Der Medienandrang ist enorm
«Die ersten vier Tage war noch die Kapo zuständig. Dann war der Kanton und ab Mitte September ich dran», sagt Anna Giacometti, «das Rathaus glich einem Ameisenhaufen. Auf allen Etagen bildeten sich provisorische Büros. Im Stundentakt gab es Sitzungen mit den Experten und Einsatzkräften. Feuerwehr, Militär, Tiefbauamt, Wiederaufbau, Sicherheit, Wasser, Strom, Infrastruktur, Zivilschutz, Tourismus, Kommunikation. Alles musste koordiniert werden.» Insgesamt 800 Menschen packen in den ersten Monaten in Bondo mit an.
Der Medienandrang ist enorm. «Ich habe die Interviews nicht gezählt», sagt Anna Giacometti, «es waren Hunderte. Auf Deutsch, Italienisch, Französisch, Englisch.» Die gelernte Kauffrau mit Konsulatserfahrung in Bern, Lissabon und Mailand steht Rede und Antwort in einem Presse-Marathon.
Im Ort nennt man sie «La Madame»
Bis Mitte Dezember bleibt «Zuhause» ein Fremdwort. Dorthin sei sie nur noch zum Schlafen gegangen. «Meine Söhne leben in Zürich, und mein Mann hatte Verständnis», sagt Anna Giacometti.
Leicht sei ihr Job im Rathaus nie gewesen. Als Präsidentin des Regionalverbandes der fünf Bergeller Gemeinden von Promontogno bis Maloja trieb Giacometti die Fusion der Kommunen voran. 2010 übernahm sie die Führung der neuen Grossgemeinde. «Ich bin für Verwaltung und Finanzen zuständig. Und ich bin streng», sagt sie. In dieser Zeit erhält sie ihren Spitznamen: La Madame.
«Ich bin schon ein wenig müde»
Dass «Madame» auch die Ärmel hochkrempeln kann, beweist sie im Katastrophenjahr. Nie sei sie überfordert gewesen, sagt Giacometti. Aber gefordert. «Man entwickelt viel Kraft, wenn man muss. Der Dank ist das Vertrauen der Bewohner.»
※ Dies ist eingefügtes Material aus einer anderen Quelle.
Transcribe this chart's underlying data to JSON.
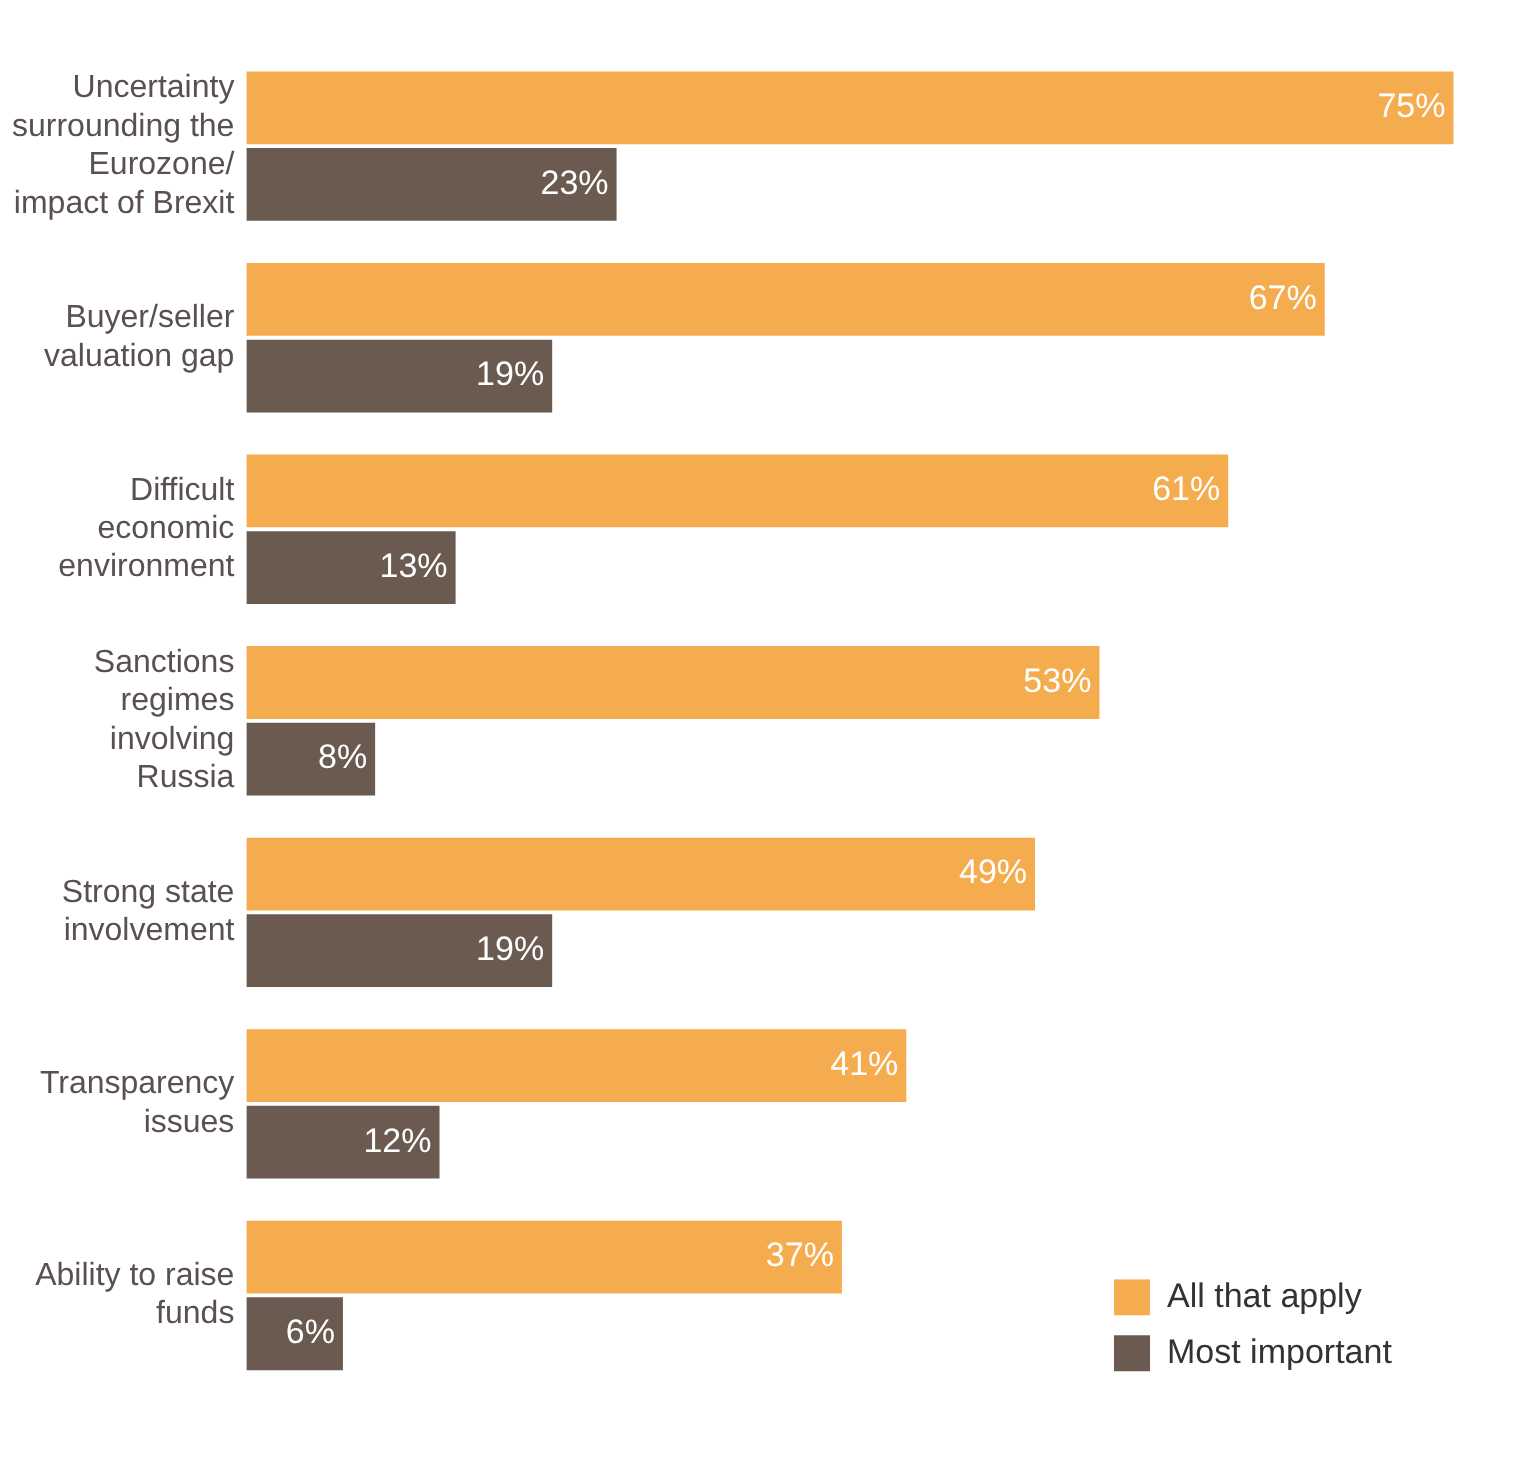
{
  "chart_data": {
    "type": "bar",
    "orientation": "horizontal",
    "categories": [
      "Uncertainty surrounding the Eurozone/ impact of Brexit",
      "Buyer/seller valuation gap",
      "Difficult economic environment",
      "Sanctions regimes involving Russia",
      "Strong state involvement",
      "Transparency issues",
      "Ability to raise funds"
    ],
    "series": [
      {
        "name": "All that apply",
        "color": "#f5ac4e",
        "values": [
          75,
          67,
          61,
          53,
          49,
          41,
          37
        ],
        "value_labels": [
          "75%",
          "67%",
          "61%",
          "53%",
          "49%",
          "41%",
          "37%"
        ]
      },
      {
        "name": "Most important",
        "color": "#6b5a4f",
        "values": [
          23,
          19,
          13,
          8,
          19,
          12,
          6
        ],
        "value_labels": [
          "23%",
          "19%",
          "13%",
          "8%",
          "19%",
          "12%",
          "6%"
        ]
      }
    ],
    "legend": "bottom right",
    "tick_labels": "y"
  }
}
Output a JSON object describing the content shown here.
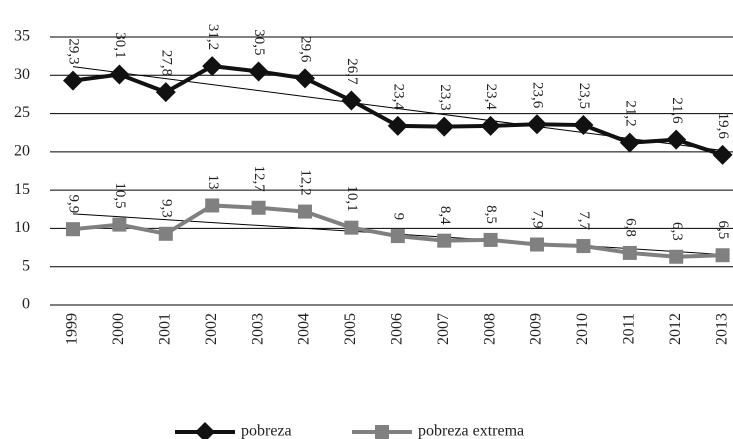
{
  "chart_data": {
    "type": "line",
    "categories": [
      "1999",
      "2000",
      "2001",
      "2002",
      "2003",
      "2004",
      "2005",
      "2006",
      "2007",
      "2008",
      "2009",
      "2010",
      "2011",
      "2012",
      "2013"
    ],
    "series": [
      {
        "name": "pobreza",
        "color": "#111111",
        "marker": "diamond",
        "values": [
          29.3,
          30.1,
          27.8,
          31.2,
          30.5,
          29.6,
          26.7,
          23.4,
          23.3,
          23.4,
          23.6,
          23.5,
          21.2,
          21.6,
          19.6
        ],
        "value_labels": [
          "29,3",
          "30,1",
          "27,8",
          "31,2",
          "30,5",
          "29,6",
          "26,7",
          "23,4",
          "23,3",
          "23,4",
          "23,6",
          "23,5",
          "21,2",
          "21,6",
          "19,6"
        ]
      },
      {
        "name": "pobreza extrema",
        "color": "#808080",
        "marker": "square",
        "values": [
          9.9,
          10.5,
          9.3,
          13,
          12.7,
          12.2,
          10.1,
          9,
          8.4,
          8.5,
          7.9,
          7.7,
          6.8,
          6.3,
          6.5
        ],
        "value_labels": [
          "9,9",
          "10,5",
          "9,3",
          "13",
          "12,7",
          "12,2",
          "10,1",
          "9",
          "8,4",
          "8,5",
          "7,9",
          "7,7",
          "6,8",
          "6,3",
          "6,5"
        ]
      }
    ],
    "ylim": [
      0,
      35
    ],
    "yticks": [
      0,
      5,
      10,
      15,
      20,
      25,
      30,
      35
    ],
    "grid": true,
    "trendline": true,
    "legend": "bottom"
  }
}
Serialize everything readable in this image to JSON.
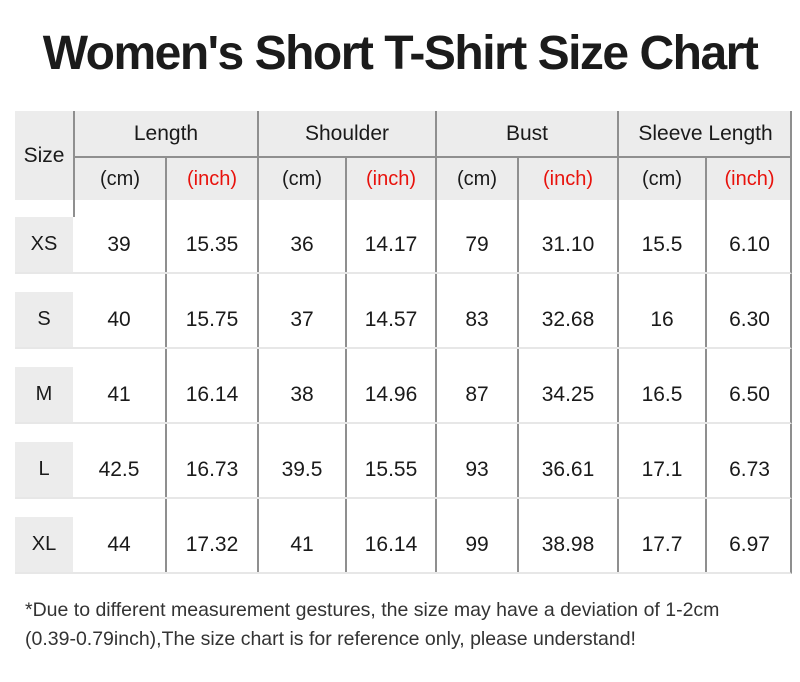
{
  "title": "Women's Short T-Shirt Size Chart",
  "colors": {
    "accent_red": "#e8120c",
    "header_bg": "#ececec",
    "grid_line": "#8f8f8f"
  },
  "table": {
    "size_header": "Size",
    "groups": [
      {
        "label": "Length"
      },
      {
        "label": "Shoulder"
      },
      {
        "label": "Bust"
      },
      {
        "label": "Sleeve Length"
      }
    ],
    "unit_cm": "(cm)",
    "unit_inch": "(inch)",
    "rows": [
      {
        "size": "XS",
        "length_cm": "39",
        "length_inch": "15.35",
        "shoulder_cm": "36",
        "shoulder_inch": "14.17",
        "bust_cm": "79",
        "bust_inch": "31.10",
        "sleeve_cm": "15.5",
        "sleeve_inch": "6.10"
      },
      {
        "size": "S",
        "length_cm": "40",
        "length_inch": "15.75",
        "shoulder_cm": "37",
        "shoulder_inch": "14.57",
        "bust_cm": "83",
        "bust_inch": "32.68",
        "sleeve_cm": "16",
        "sleeve_inch": "6.30"
      },
      {
        "size": "M",
        "length_cm": "41",
        "length_inch": "16.14",
        "shoulder_cm": "38",
        "shoulder_inch": "14.96",
        "bust_cm": "87",
        "bust_inch": "34.25",
        "sleeve_cm": "16.5",
        "sleeve_inch": "6.50"
      },
      {
        "size": "L",
        "length_cm": "42.5",
        "length_inch": "16.73",
        "shoulder_cm": "39.5",
        "shoulder_inch": "15.55",
        "bust_cm": "93",
        "bust_inch": "36.61",
        "sleeve_cm": "17.1",
        "sleeve_inch": "6.73"
      },
      {
        "size": "XL",
        "length_cm": "44",
        "length_inch": "17.32",
        "shoulder_cm": "41",
        "shoulder_inch": "16.14",
        "bust_cm": "99",
        "bust_inch": "38.98",
        "sleeve_cm": "17.7",
        "sleeve_inch": "6.97"
      }
    ]
  },
  "footnote": {
    "line1": "*Due to different measurement gestures, the size may have a deviation of 1-2cm",
    "line2": "(0.39-0.79inch),The size chart is for reference only, please understand!"
  },
  "chart_data": {
    "type": "table",
    "title": "Women's Short T-Shirt Size Chart",
    "column_groups": [
      "Size",
      "Length",
      "Shoulder",
      "Bust",
      "Sleeve Length"
    ],
    "columns": [
      "Size",
      "Length (cm)",
      "Length (inch)",
      "Shoulder (cm)",
      "Shoulder (inch)",
      "Bust (cm)",
      "Bust (inch)",
      "Sleeve Length (cm)",
      "Sleeve Length (inch)"
    ],
    "rows": [
      [
        "XS",
        39,
        15.35,
        36,
        14.17,
        79,
        31.1,
        15.5,
        6.1
      ],
      [
        "S",
        40,
        15.75,
        37,
        14.57,
        83,
        32.68,
        16,
        6.3
      ],
      [
        "M",
        41,
        16.14,
        38,
        14.96,
        87,
        34.25,
        16.5,
        6.5
      ],
      [
        "L",
        42.5,
        16.73,
        39.5,
        15.55,
        93,
        36.61,
        17.1,
        6.73
      ],
      [
        "XL",
        44,
        17.32,
        41,
        16.14,
        99,
        38.98,
        17.7,
        6.97
      ]
    ],
    "note": "*Due to different measurement gestures, the size may have a deviation of 1-2cm (0.39-0.79inch),The size chart is for reference only, please understand!"
  }
}
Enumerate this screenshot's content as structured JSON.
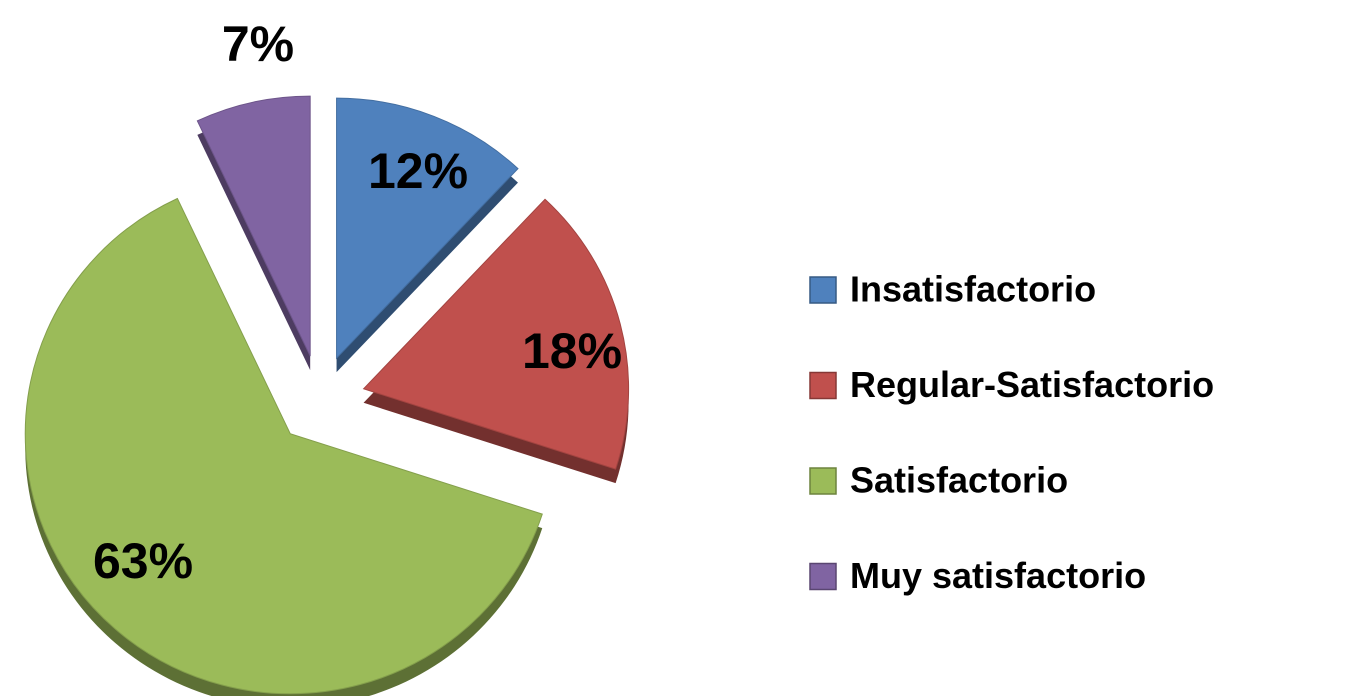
{
  "chart_data": {
    "type": "pie",
    "categories": [
      "Insatisfactorio",
      "Regular-Satisfactorio",
      "Satisfactorio",
      "Muy satisfactorio"
    ],
    "values": [
      12,
      18,
      63,
      7
    ],
    "value_labels": [
      "12%",
      "18%",
      "63%",
      "7%"
    ],
    "colors": [
      "#4f81bd",
      "#c0504d",
      "#9bbb59",
      "#8064a2"
    ],
    "legend": "right"
  }
}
Ein wenig müde sei sie, sagt Anna Giacometti, «ich sehne mich nach etwas Normalität. Ich würde gern das Arbeitspensum senken, Zeit mit meiner Familie verbringen, im Garten arbeiten.» Im nächsten Jahr sind wieder Gemeindewahlen. Wird die FDP-Politikerin wieder kandidieren? Das hänge vor allem vom Cengalo ab, sagt sie. Noch einmal so eine Katastrophe, das schaffe sie nicht.